Nor did Ilhan Omar note that the Israelis, while flattening the tents, did not rip them to shreds, so that at least some might be reused, and that the Bedouins’ belongings were left largely intact. Nor did she mention that the Bedouins had made full use of Israel’s legal system to present their case all the way up to the High Court. In Ilhan Omar’s telling, one might think the Israelis had simply appeared out of nowhere and proceeded to ruthlessly raze to the ground, for no apparent reason, a Bedouin “village” built on land that the inhabitants had owned for generations.
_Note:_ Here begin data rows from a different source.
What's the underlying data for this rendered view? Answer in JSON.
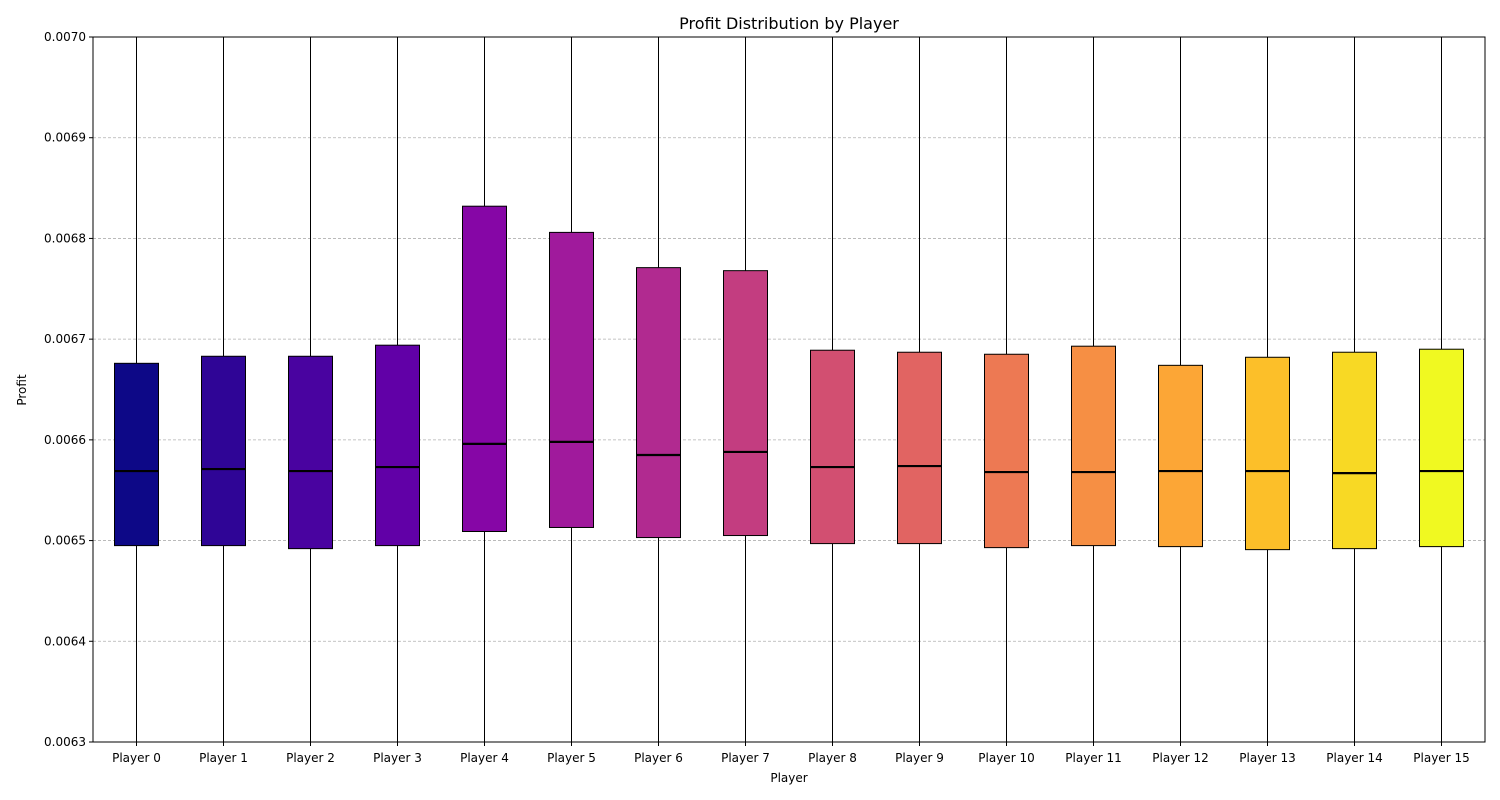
{
  "chart_data": {
    "type": "box",
    "title": "Profit Distribution by Player",
    "xlabel": "Player",
    "ylabel": "Profit",
    "ylim": [
      0.0063,
      0.007
    ],
    "yticks": [
      "0.0063",
      "0.0064",
      "0.0065",
      "0.0066",
      "0.0067",
      "0.0068",
      "0.0069",
      "0.0070"
    ],
    "grid": "y-dashed",
    "whiskers_extend_beyond_axis": true,
    "categories": [
      "Player 0",
      "Player 1",
      "Player 2",
      "Player 3",
      "Player 4",
      "Player 5",
      "Player 6",
      "Player 7",
      "Player 8",
      "Player 9",
      "Player 10",
      "Player 11",
      "Player 12",
      "Player 13",
      "Player 14",
      "Player 15"
    ],
    "boxes": [
      {
        "q1": 0.006495,
        "median": 0.006569,
        "q3": 0.006676,
        "color": "#0d0887"
      },
      {
        "q1": 0.006495,
        "median": 0.006571,
        "q3": 0.006683,
        "color": "#2f0596"
      },
      {
        "q1": 0.006492,
        "median": 0.006569,
        "q3": 0.006683,
        "color": "#4903a0"
      },
      {
        "q1": 0.006495,
        "median": 0.006573,
        "q3": 0.006694,
        "color": "#6100a7"
      },
      {
        "q1": 0.006509,
        "median": 0.006596,
        "q3": 0.006832,
        "color": "#8606a6"
      },
      {
        "q1": 0.006513,
        "median": 0.006598,
        "q3": 0.006806,
        "color": "#a01a9c"
      },
      {
        "q1": 0.006503,
        "median": 0.006585,
        "q3": 0.006771,
        "color": "#b12a90"
      },
      {
        "q1": 0.006505,
        "median": 0.006588,
        "q3": 0.006768,
        "color": "#c33d80"
      },
      {
        "q1": 0.006497,
        "median": 0.006573,
        "q3": 0.006689,
        "color": "#d24f71"
      },
      {
        "q1": 0.006497,
        "median": 0.006574,
        "q3": 0.006687,
        "color": "#e16462"
      },
      {
        "q1": 0.006493,
        "median": 0.006568,
        "q3": 0.006685,
        "color": "#ed7953"
      },
      {
        "q1": 0.006495,
        "median": 0.006568,
        "q3": 0.006693,
        "color": "#f68f44"
      },
      {
        "q1": 0.006494,
        "median": 0.006569,
        "q3": 0.006674,
        "color": "#fca636"
      },
      {
        "q1": 0.006491,
        "median": 0.006569,
        "q3": 0.006682,
        "color": "#fcbf29"
      },
      {
        "q1": 0.006492,
        "median": 0.006567,
        "q3": 0.006687,
        "color": "#f8d924"
      },
      {
        "q1": 0.006494,
        "median": 0.006569,
        "q3": 0.00669,
        "color": "#f0f921"
      }
    ]
  }
}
There is no “ethnic cleansing” anywhere of Arabs in Israel or in the West Bank. But there has already been “ethnic cleansing” of a different sort in Gaza, where every last Jew was forced to leave in 2005. And if the Palestinians ever get their state in the West Bank, they have made it clear that there will be more “ethnic cleansing,” for no Jews will be welcome in that future state. Meanwhile, there is not now, and will not be in the future, any retaliatory “ethnic cleansing” of Arabs by Israelis. Israeli Arabs know perfectly well that they will continue to study, work, and play, side by side with Jews, and to enjoy equal rights with them.

Ilhan Omar ended by declaring that “the United States of America should not be bankrolling ethnic cleansing. Anywhere.” I take it, then, that Omar believes the U.S. should make sure none of its aid ever goes either to Gaza, which has banned Jews, or to a future Palestinian state that intends to make itself Judenrein. But I’d like to hear it from the horse’s mouth. Perhaps an inquiring reporter could ask that very question of Ilhan Omar (D-Mogadishu) at her next public appearance.